Disturbance-Adaptive Data-Driven Predictive Control: Trading Comfort Violations for Savings in Building Climate Control
Jicheng Shi, Christophe Salzmann, Colin N. Jones
TL;DR
The paper addresses improving HVAC energy efficiency while preserving occupant comfort by introducing Disturbance-Adaptive Data-Driven Predictive Control (DAD-DPC). It combines Willems' Fundamental Lemma-based data-driven predictive control with conformal-prediction-derived disturbance bounds and an online adaptation mechanism to guarantee an asymptotic average comfort-violation bound $\lim_{t\to\infty} \frac{1}{t}\sum_{i=1}^t v_i \le \alpha$ without requiring knowledge of disturbance distributions. A backup controller and a large operating set ensure feasibility, and the framework is instantiated for buildings with a practical design, including offline RB-DPC and online updates via Algorithm 1. The method is validated in four simulation cases using BOPTEST and in an occupied campus building (Polydome), achieving substantial energy savings at a modest target violation (e.g., $\alpha=5\%$) and demonstrating robust, low-commissioning data-driven control for real-world building climate control.
Abstract
Model Predictive Control (MPC) has demonstrated significant potential in improving energy efficiency in building climate control, outperforming traditional controllers commonly used in modern building management systems.

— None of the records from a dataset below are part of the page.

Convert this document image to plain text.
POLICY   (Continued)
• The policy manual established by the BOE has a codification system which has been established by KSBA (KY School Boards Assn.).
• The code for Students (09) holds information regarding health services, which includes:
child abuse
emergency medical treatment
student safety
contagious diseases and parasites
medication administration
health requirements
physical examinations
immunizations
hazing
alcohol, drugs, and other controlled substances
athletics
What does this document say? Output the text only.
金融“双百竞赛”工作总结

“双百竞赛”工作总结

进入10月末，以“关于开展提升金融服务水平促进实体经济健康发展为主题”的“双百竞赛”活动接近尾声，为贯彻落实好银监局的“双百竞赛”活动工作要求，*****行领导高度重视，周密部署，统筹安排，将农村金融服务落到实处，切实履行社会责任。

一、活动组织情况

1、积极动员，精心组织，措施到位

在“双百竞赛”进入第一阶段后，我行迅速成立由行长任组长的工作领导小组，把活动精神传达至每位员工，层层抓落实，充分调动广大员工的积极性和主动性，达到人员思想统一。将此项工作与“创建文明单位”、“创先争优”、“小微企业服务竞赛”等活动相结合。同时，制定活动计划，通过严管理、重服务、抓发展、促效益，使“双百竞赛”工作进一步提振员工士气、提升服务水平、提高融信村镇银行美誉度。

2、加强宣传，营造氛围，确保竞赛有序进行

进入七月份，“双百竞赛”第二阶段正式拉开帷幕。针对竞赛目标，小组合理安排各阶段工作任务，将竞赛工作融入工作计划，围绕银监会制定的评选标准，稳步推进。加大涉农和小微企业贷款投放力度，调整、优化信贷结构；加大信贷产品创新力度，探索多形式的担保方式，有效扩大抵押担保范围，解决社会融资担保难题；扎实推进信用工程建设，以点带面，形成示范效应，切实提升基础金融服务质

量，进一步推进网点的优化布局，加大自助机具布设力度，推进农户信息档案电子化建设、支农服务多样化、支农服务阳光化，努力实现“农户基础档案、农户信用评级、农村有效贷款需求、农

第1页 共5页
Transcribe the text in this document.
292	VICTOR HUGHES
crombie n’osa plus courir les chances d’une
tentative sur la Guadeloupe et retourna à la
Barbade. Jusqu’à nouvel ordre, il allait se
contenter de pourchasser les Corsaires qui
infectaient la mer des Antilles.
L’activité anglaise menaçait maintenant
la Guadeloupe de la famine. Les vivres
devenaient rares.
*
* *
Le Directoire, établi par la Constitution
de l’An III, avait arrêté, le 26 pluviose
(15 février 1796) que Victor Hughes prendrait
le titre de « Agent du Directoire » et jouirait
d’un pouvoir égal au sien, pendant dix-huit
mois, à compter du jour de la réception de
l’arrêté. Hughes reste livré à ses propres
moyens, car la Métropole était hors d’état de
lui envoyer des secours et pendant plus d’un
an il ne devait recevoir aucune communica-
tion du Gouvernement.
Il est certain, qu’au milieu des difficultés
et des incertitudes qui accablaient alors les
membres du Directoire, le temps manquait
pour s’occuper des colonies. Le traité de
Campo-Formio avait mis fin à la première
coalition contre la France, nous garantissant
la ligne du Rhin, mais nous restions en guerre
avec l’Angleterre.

Among MPC variants, Data-driven Predictive Control (DPC) offers the advantage of modeling building dynamics directly from data, thereby substantially reducing commissioning efforts. However, inevitable model uncertainties and measurement noise can result in comfort violations, even with dedicated MPC setups. This paper introduces a Disturbance-Adaptive DPC (DAD-DPC) framework that ensures asymptotic satisfaction of predefined violation bounds without knowing the uncertainty and noise distributions. The framework employs a data-driven pipeline based on Willems' Fundamental Lemma and conformal prediction for application in building climate control. The proposed DAD-DPC framework was validated through four building cases using the high-fidelity BOPTEST simulation platform and an occupied campus building, Polydome. DAD-DPC successfully regulated the average comfort violations to meet pre-defined bounds. Notably, the 5%-violation DAD-DPC setup achieved 30.1%/11.2%/27.1%/20.5% energy savings compared to default controllers across four cases. These results demonstrate the framework's effectiveness in balancing energy consumption and comfort violations, offering a practical solution for building climate control applications.